Ladies, tired of being victims, have turned into opportunists who grab what they can when they can. Spend as much of his money as you can, so that you are ‘compensated’ when he decides to leave. A Poor Man Should Not Erect, that’s the motto. But is it possible to build a lasting relationship? A relationship where you don’t try to take advantage of each other? Yes, it is possible! It is possible to be in a relationship where you build each other, where you stay for each other through the good and bad times.

Here are five tips on how to build a lasting relationship;

Build yourself first

Most people get into relationships because they are tired of being alone. Societal pressure also works to worsen things. When you are single, all you see are happy couples. You feel tinges of jealousy when you see couples holding hands, doing coffee dates, and crave the same for yourself. The biggest mistake you can make is getting into a relationship because you want to feel how others feel. With time, emptiness will kick in, and all you will see will be happy singles and wish to be them. Prepare yourself before you get into a relationship. Learn to love yourself first before you try loving someone else. Appreciate yourself, learn to see yourself as you would want to be seen by others. When you know your self-worth, it will be easier for your partner to value your presence in their lives.
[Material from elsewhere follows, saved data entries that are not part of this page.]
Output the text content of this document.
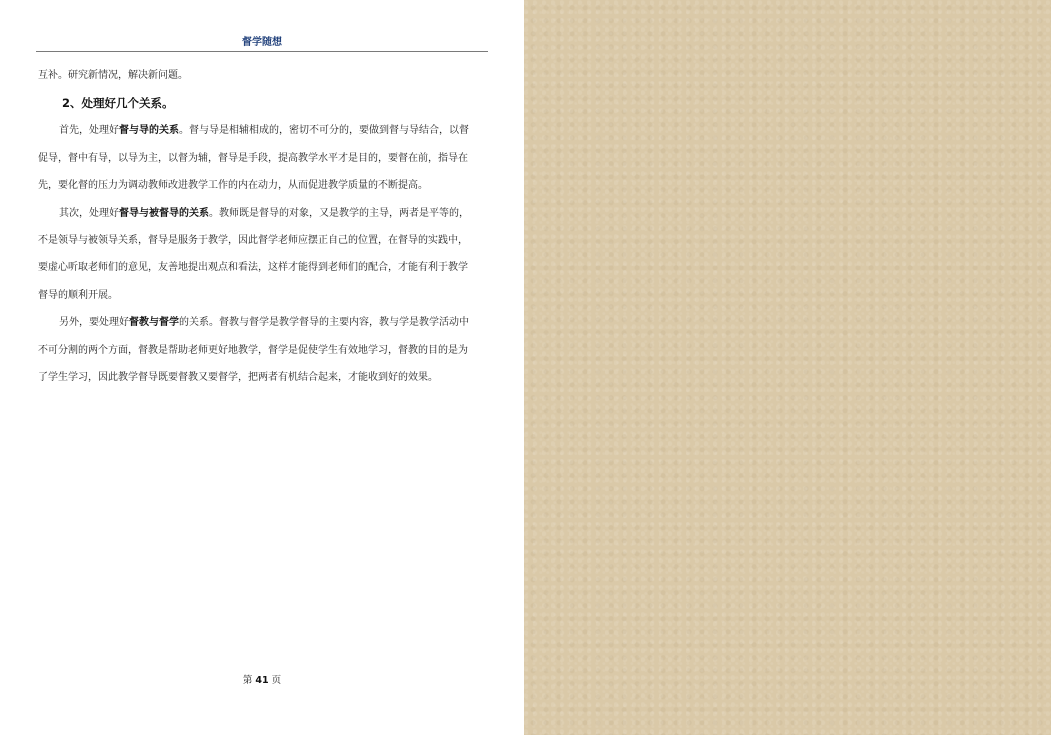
督学随想
互补。研究新情况，解决新问题。
2、处理好几个关系。
首先，处理好督与导的关系。督与导是相辅相成的，密切不可分的，要做到督与导结合，以督
促导，督中有导，以导为主，以督为辅，督导是手段，提高教学水平才是目的，要督在前，指导在
先，要化督的压力为调动教师改进教学工作的内在动力，从而促进教学质量的不断提高。
其次，处理好督导与被督导的关系。教师既是督导的对象，又是教学的主导，两者是平等的，
不是领导与被领导关系，督导是服务于教学，因此督学老师应摆正自己的位置，在督导的实践中，
要虚心听取老师们的意见，友善地提出观点和看法，这样才能得到老师们的配合，才能有利于教学
督导的顺利开展。
另外，要处理好督教与督学的关系。督教与督学是教学督导的主要内容，教与学是教学活动中
不可分割的两个方面，督教是帮助老师更好地教学，督学是促使学生有效地学习，督教的目的是为
了学生学习，因此教学督导既要督教又要督学，把两者有机结合起来，才能收到好的效果。
第 41 页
Work to build the relationship

The lovey dovey excitement of a new relationship eventually fizzles out, and you are faced with the cold reality of keeping the relationship going. The chemistry may be great, but at some point, the relationship will get out of the lab. They say. You have to work to keep it going. Consistently appreciate each other. Seek to understand each other; it is never about who wins arguments. Most of the time, you will realize that none of you was wrong and that you just misunderstood each other. Compliment each other, always. Do picnics. Enjoy each other’s hobbies. Remind yourselves of the first time you met or started dating, it sounds dumb, but it helps reignite the passion of why they fell for you in the first place. Let a friendship blossom out of your love, so that you two have something to lean on when love fades.

Keep it private

When you love someone, you want to stand on top of the tallest building and shout it out. That might not be a good idea. The ‘mtaachana tu battalion is out there scavenging for their next victim. You can block out the negative vibes, but some of it will rub out on you. This does not mean you keep your relationship a secret, there’s a difference between the two.

Don’t test your partner’s limits

Relationships are, to some degree, about tolerating each other. You learn to live with the faults. You work on your faults for the relationship to work out. However, do not try to take advantage of your partner. Don’t try to see how much they can take before they snap. Don’t exploit their weaknesses to your advantage.

Don’t listen to relationship advice

Sounds odd, doesn’t it? Well, here is the thing, some relationship advice can help avoid and also solve some problems. People will tell you the dos and don’ts of a relationship. “Make him breakfast always.” What if he isn’t a breakfast person? You will feel he doesn’t appreciate your morning gesture or he will be taking breakfast just to avoid confrontations. Either way, there is already one unhappy person in that relationship. “Cuddle her always when you go to bed.” What happens in the case that she sleeps spread out like animal skin set out to dry, or in contorted positions, she looks like someone who is about to smuggled out in a suitcase and you cuddling her makes her sleep uncomfortable?

Besides, similar problems might not respond the same way to the same formula. Some people have to take quinine injections for malaria while others just respond to tablets. The same ailment, different treatment methods. Just because the shoe fits does not mean you have to wear it. Choose what advice fits your relationship

Pro tip: always question the intentions of people who give you relationship advice. Not everyone means you well.

Finally, be positive always. It helps a lot, not only in relationships but also in life. A healthy relationship starts with a positive mind. With positivity comes trust. Trust keeps the relationship going.